The scheme caused serious harm to consumers. Some lost access to free health benefits through Medicaid or local assistance programs, leaving them facing unaffordable co-pays for HIV medication, opioid dependence treatment, and mental health drugs. One medical provider complained to APSF’s president that homeless individuals with opioid addiction were given cash to sign up and were “worse off than if they had no insurance because they are being asked to pay >$500 per month for their medications.”
APSF received commissions and other payments from insurers in exchange for enrollments. To maximize commissions, the company used misleading sales scripts, bypassed federal income verification attempts, and deliberately filed Medicaid applications in a way that guaranteed denial – allowing APSF to instead sign up consumers for subsidized ACA plans.
APSF’s former president, Cory Lloyd, was convicted at trial in November 2025 for his role in the scheme and sentenced to 20 years in prison. According to court documents, Lloyd began the fraud at a legacy entity, and after APSF acquired that entity’s assets in February 2021, he continued orchestrating the scheme as president of APSF.

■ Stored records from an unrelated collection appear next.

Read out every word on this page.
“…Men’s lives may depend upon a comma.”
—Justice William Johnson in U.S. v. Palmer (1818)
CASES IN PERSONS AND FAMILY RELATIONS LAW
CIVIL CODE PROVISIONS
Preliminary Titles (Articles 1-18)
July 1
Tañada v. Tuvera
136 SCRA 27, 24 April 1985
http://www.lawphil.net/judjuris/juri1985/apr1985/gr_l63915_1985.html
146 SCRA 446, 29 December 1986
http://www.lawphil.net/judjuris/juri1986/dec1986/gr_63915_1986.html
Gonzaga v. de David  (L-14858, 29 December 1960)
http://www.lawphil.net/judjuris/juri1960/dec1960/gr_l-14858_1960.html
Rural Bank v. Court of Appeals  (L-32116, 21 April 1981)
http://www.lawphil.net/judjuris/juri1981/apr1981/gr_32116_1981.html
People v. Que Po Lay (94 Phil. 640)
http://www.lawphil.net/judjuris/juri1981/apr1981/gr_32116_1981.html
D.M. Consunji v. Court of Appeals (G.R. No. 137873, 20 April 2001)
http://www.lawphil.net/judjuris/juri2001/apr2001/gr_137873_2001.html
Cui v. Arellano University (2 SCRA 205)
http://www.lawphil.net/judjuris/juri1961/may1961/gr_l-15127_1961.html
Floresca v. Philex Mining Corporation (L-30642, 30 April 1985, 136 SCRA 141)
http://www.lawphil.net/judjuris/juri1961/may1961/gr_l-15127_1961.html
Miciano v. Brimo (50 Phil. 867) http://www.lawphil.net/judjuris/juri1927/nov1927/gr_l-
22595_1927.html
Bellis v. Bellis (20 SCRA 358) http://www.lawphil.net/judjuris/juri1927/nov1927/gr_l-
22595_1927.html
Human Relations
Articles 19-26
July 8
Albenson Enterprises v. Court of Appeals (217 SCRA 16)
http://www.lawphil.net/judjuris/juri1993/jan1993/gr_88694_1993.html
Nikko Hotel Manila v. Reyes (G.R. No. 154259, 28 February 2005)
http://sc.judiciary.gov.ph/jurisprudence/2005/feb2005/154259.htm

“APSF defrauded the U.S. government in order to line their pockets by exploiting the vulnerable,” said FBI Director Kash Patel. “The FBI and its partners are working every day to put an end to corporate malpractice.”
“For over a year, APSF made money on the backs of vulnerable consumers and by siphoning money from a critical social safety net meant to protect working families,” said Assistant Attorney General A. Tysen Duva of the Justice Department’s Criminal Division. “The conduct was orchestrated by APSF’s highest ranking executive and was pervasive throughout the company. Open and notorious corporate frauds will not be tolerated.”
In the civil settlement, AssuredPartners agreed to pay $135 million to resolve allegations that it submitted fraudulent ACA applications from February 2021 through September 2022. The government contended that a significant portion of APSF’s fraudulently obtained revenues flowed up to AssuredPartners.
The civil case originated from a whistleblower lawsuit. The whistleblower will receive $24.3 million as their share of the recovery.
“Exploiting people in crisis to generate profit at the expense of taxpayers is unconscionable,” said Inspector General T. March Bell of the Department of Health and Human Services Office of Inspector General.
APSF’s change of plea hearing will be scheduled later. The company faces sentencing before a federal district judge.